We would then check whether a volume was gotten:

bool IsFileOnSsd(PCWSTR filePath)
{
  wil::unique_hfile volume = GetVolumeHandleForFile(filePath);
  if (!volume) return false;

  STORAGE_PROPERTY_QUERY query{};
  query.PropertyId = StorageDeviceSeekPenaltyProperty;
  query.QueryType = PropertyStandardQuery;
  DWORD bytesWritten;
  DEVICE_SEEK_PENALTY_DESCRIPTOR result{};

  if (DeviceIoControl(volume.get(), IOCTL_STORAGE_QUERY_PROPERTY,
      &query, sizeof(query),
      &result, sizeof(result),
      &bytesWritten, nullptr)) {
    return !result.IncursSeekPenalty;
  }
  return false;
}

As we noted last time, the query against a volume will fail if the volume spans multiple physical disks. If you have a volume that spans multiple SSDs, this function will nevertheless report that it isn’t an SSD.

So we probably would be better off checking the SSD-ness of every physical drive in the volume.
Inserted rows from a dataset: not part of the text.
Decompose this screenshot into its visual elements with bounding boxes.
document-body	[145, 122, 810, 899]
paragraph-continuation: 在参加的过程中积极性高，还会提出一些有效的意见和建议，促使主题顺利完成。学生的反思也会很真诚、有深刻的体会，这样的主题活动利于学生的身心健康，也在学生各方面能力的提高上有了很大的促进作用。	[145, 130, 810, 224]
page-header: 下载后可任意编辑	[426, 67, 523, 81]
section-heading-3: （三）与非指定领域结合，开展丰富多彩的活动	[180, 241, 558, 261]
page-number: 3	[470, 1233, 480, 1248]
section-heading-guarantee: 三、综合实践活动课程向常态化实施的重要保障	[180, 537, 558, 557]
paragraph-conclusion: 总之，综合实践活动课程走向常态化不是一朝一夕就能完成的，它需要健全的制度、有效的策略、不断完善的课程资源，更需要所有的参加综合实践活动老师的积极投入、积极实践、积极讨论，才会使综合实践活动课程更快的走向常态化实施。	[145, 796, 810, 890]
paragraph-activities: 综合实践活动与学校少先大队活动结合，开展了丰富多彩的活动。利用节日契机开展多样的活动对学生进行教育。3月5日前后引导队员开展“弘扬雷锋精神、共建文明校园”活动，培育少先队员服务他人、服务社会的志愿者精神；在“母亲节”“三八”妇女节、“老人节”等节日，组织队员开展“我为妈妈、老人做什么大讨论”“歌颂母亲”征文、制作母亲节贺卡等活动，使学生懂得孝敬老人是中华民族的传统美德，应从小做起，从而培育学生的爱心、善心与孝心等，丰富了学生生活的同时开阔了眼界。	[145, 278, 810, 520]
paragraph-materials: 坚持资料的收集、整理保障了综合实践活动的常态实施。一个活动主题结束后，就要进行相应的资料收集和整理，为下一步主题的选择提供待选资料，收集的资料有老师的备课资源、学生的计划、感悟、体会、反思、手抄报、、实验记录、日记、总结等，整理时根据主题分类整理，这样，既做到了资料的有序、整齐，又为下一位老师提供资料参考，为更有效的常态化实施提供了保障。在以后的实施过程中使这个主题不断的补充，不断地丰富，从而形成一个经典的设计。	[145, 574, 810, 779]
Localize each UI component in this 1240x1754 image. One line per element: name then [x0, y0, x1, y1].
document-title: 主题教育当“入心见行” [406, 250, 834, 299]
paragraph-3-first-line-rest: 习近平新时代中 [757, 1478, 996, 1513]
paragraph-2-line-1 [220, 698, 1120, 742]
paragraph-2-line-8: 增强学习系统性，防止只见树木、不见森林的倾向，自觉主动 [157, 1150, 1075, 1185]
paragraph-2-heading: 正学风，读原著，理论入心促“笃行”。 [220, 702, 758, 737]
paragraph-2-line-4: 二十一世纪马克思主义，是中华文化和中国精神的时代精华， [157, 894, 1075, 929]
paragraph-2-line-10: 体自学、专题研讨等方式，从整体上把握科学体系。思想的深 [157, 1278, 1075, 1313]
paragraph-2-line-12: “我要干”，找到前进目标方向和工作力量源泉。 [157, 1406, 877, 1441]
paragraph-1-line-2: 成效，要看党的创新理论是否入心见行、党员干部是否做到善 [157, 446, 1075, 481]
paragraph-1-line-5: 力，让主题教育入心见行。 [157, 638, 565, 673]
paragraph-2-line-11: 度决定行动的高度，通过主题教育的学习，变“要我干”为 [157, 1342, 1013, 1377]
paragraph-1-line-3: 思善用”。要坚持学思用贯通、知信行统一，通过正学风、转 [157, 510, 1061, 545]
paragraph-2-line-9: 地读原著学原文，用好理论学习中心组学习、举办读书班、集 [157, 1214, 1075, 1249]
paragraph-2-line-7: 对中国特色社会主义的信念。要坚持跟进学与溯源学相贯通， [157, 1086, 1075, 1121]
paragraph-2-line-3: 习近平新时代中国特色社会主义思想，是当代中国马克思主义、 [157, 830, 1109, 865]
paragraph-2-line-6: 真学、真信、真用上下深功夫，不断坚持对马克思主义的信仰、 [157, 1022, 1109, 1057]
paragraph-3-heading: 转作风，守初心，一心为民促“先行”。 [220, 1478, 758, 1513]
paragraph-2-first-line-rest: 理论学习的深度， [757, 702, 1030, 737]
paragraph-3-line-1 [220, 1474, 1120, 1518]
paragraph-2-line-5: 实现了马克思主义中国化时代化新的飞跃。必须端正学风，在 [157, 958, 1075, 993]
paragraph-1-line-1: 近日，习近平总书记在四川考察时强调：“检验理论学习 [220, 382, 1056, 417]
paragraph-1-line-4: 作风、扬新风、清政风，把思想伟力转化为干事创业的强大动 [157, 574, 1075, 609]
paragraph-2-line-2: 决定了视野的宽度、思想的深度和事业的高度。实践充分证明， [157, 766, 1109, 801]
That’s a lot of work, so I’m going to cheat and check just the first physical drive in the volume, on the theory that when people create multi-drive volumes, they’re going to be drives of similar performance characteristics.

bool IsFileOnSsd(PCWSTR filePath)
{
  wil::unique_hfile volume = GetVolumeHandleForFile(filePath);
  if (!volume) return false;

  wil::unique_hfile disk =
    GetFirstPhysicalDiskHandleForVolume(volume.get());
  if (!disk) return false;

  STORAGE_PROPERTY_QUERY query{};
  query.PropertyId = StorageDeviceSeekPenaltyProperty;
  query.QueryType = PropertyStandardQuery;
  DWORD bytesWritten;
  DEVICE_SEEK_PENALTY_DESCRIPTOR result{};

  if (DeviceIoControl(disk.get(), IOCTL_STORAGE_QUERY_PROPERTY,
      &query, sizeof(query),
      &result, sizeof(result),
      &bytesWritten, nullptr)) {
    return !result.IncursSeekPenalty;
  }
  return false;
}

Bonus chatter: Many people cheat even further and also assume that the volume is mounted as a drive letter. In that case, obtaining the volume handle for the file is a simple matter of opening \\.\X:, where X: is the drive letter of the file you are interested in.